Now, I have no unrequited love for the Conservative Party; I’m the guy who, back when they were still the Reform Party, advised my Toronto buddies that rather than making fun of Preston Manning’s hair and glasses they might want to check out the Reformers’ cultural policies, on the off-chance the troglodytes came to power some day. Actually, this was bad advice, as Preston and friends had no cultural policies, and my Toronto friends might have grown old looking for them.
But at least they wouldn’t be sitting ducks if the day came that Myron Thompson was named Minister of Canadian Heritage. (I don’t know if Myron Thompson hates flowers, but he’s the kind of Conservative that Atwood probably had in mind when she applied her broad brush to the party.)
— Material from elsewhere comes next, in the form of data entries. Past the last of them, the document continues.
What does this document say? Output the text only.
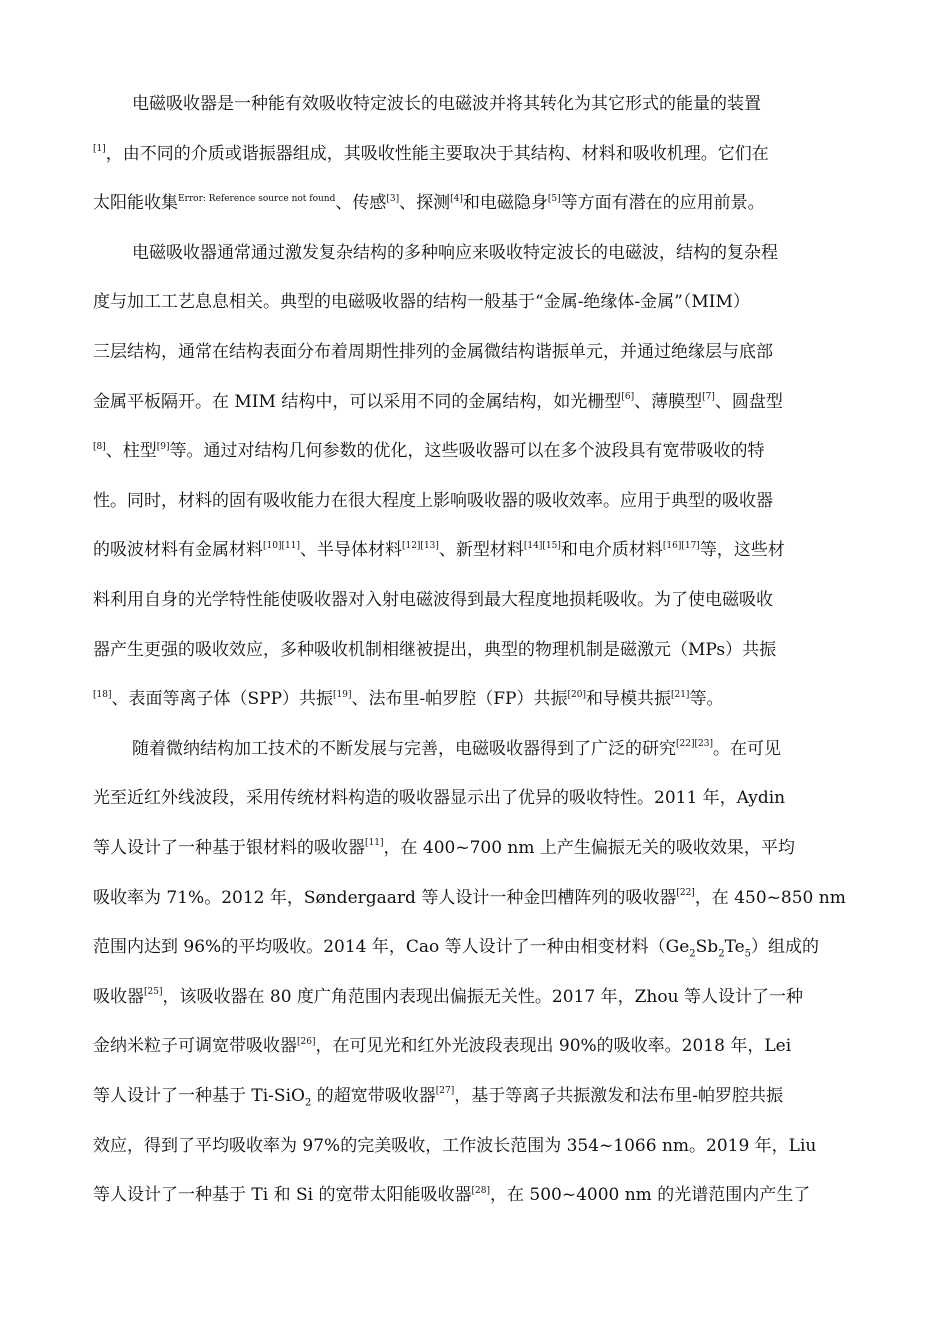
电磁吸收器是一种能有效吸收特定波长的电磁波并将其转化为其它形式的能量的装置
[1]，由不同的介质或谐振器组成，其吸收性能主要取决于其结构、材料和吸收机理。它们在
太阳能收集$^{Error: Reference source not found}$、传感[3]、探测[4]和电磁隐身[5]等方面有潜在的应用前景。
电磁吸收器通常通过激发复杂结构的多种响应来吸收特定波长的电磁波，结构的复杂程
度与加工工艺息息相关。典型的电磁吸收器的结构一般基于“金属-绝缘体-金属”（MIM）
三层结构，通常在结构表面分布着周期性排列的金属微结构谐振单元，并通过绝缘层与底部
金属平板隔开。在 MIM 结构中，可以采用不同的金属结构，如光栅型[6]、薄膜型[7]、圆盘型
[8]、柱型[9]等。通过对结构几何参数的优化，这些吸收器可以在多个波段具有宽带吸收的特
性。同时，材料的固有吸收能力在很大程度上影响吸收器的吸收效率。应用于典型的吸收器
的吸波材料有金属材料[10][11]、半导体材料[12][13]、新型材料[14][15]和电介质材料[16][17]等，这些材
料利用自身的光学特性能使吸收器对入射电磁波得到最大程度地损耗吸收。为了使电磁吸收
器产生更强的吸收效应，多种吸收机制相继被提出，典型的物理机制是磁激元（MPs）共振
[18]、表面等离子体（SPP）共振[19]、法布里-帕罗腔（FP）共振[20]和导模共振[21]等。
随着微纳结构加工技术的不断发展与完善，电磁吸收器得到了广泛的研究[22][23]。在可见
光至近红外线波段，采用传统材料构造的吸收器显示出了优异的吸收特性。2011 年，Aydin
等人设计了一种基于银材料的吸收器[11]，在 400~700 nm 上产生偏振无关的吸收效果，平均
吸收率为 71%。2012 年，Søndergaard 等人设计一种金凹槽阵列的吸收器[22]，在 450~850 nm
范围内达到 96%的平均吸收。2014 年，Cao 等人设计了一种由相变材料$(Ge_2Sb_2Te_5)$组成的
吸收器[25]，该吸收器在 80 度广角范围内表现出偏振无关性。2017 年，Zhou 等人设计了一种
金纳米粒子可调宽带吸收器[26]，在可见光和红外光波段表现出 90%的吸收率。2018 年，Lei
等人设计了一种基于 Ti-SiO$_2$ 的超宽带吸收器[27]，基于等离子共振激发和法布里-帕罗腔共振
效应，得到了平均吸收率为 97%的完美吸收，工作波长范围为 354~1066 nm。2019 年，Liu
等人设计了一种基于 Ti 和 Si 的宽带太阳能吸收器[28]，在 500~4000 nm 的光谱范围内产生了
Lo these ten-or-so years later, Myron Thompson isn’t the Minister of Canadian Heritage; Bev Oda is. And just as Stephen Harper hasn’t eaten babies and decorated 24 Sussex Drive in crushed velvet, as his opponents assured us he would, neither have the Conservatives gutted the arts. Not even Margaret Atwood has the fictional powers to turn the act of giving the Canada Council an additional $50 million into some sort of ritual disembowelling. And to compare it to whatever figure the Liberals dreamed up in the midst of an election campaign that saw them growing more desperate by the day, and promising money to everyone and everything in sight, is either silly or tendentious. This, after all, is the party that also once promised to get rid of the GST and rip up the Free Trade Agreement.
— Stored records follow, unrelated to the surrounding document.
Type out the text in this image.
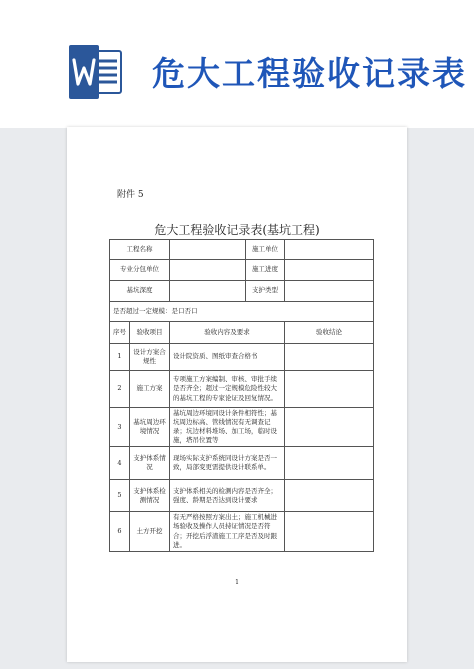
危大工程验收记录表
附件 5
危大工程验收记录表(基坑工程)
工程名称			施工单位	
专业分包单位			施工进度	
基坑深度			支护类型	
是否超过一定规模：是口否口				
序号	验收项目	验收内容及要求		验收结论
1	设计方案合规性	设计院资质、图纸审查合格书		
2	施工方案	专项施工方案编制、审核、审批手续是否齐全；超过一定规模危险性较大的基坑工程的专家论证及回复情况。		
3	基坑周边环境情况	基坑周边环境同设计条件相符性；基坑周边标高、管线情况有无调查记录；坑边材料堆场、加工场，临时设施，塔吊位置等		
4	支护体系情况	现场实际支护系统同设计方案是否一致，局部变更需提供设计联系单。		
5	支护体系检测情况	支护体系相关的检测内容是否齐全；强度、龄期是否达到设计要求		
6	土方开挖	有无严格按照方案出土；施工机械进场验收及操作人员持证情况是否符合；开挖后浮渣施工工序是否及时跟进。		
1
But then, Stephen Harper is Margaret Atwood’s worst nightmare, and then some: not only a Conservative, but a Conservative from out west. Dame Peggy seems to have had a hate-on for western Canada, and Alberta in particular, since sometime in the late ’60s, when she had to spend two years in Edmonton as an English instructor at the U of A. Edmonton was cold in winter, so she didn’t like it (though she did get a particularly acerbic short story out of the experience). The same cannot be said, however, of Yann Martel, who is currently back in Saskatoon and working as writer-in-residence at the University of Saskatchewan, having previously spent a year as writer-in-residence at that city’s public library. Martel, apparently, likes a good slap of prairie populism from time to time. What, then, to make of his insufferably pompous plan to send the Prime Minister a new book every two weeks?
We’ll have to think about that one. Check back here in about seven days.
Part II: Yann Martel’s two-man book club
Sandeep says
I’m not really sure what Atwood’s issue is, the arts are always underfunded. Doesn’t matter where the pendulum swings — conservative, liberal, socialist, chocolate hating anarchists — the arts always get the short end of the stick.
I’m not sure the arts being underfunded is a bad thing. I’d rather see writers, photographers, filmmakers, etc work with what little they have and see more cash put dumped into the neccessaties like health care and the enviornment.
Also I have a hate on for Atwood and her ilk — Ondajatte, Cohen, etc — since they’re revered by everyone of my baby boomer profs from Uni.
Sandeep
AvidAphid says
Frank,
What is so “insufferably pompous” about presenting Orwell’s 1984 to our disgusting, neo-fascist wannabe dictator?
I agree with Atwood on this one: Harper and his policies are an obvious nightmare for Canadian artists.
Not sure why anyone who cares about the arts would go to any trouble to defend someone like Harper, even if Atwood and friends are overexagerating a bit. As you said, “The trick…is to pick your battles carefully”.
Liked your other articles better than this one.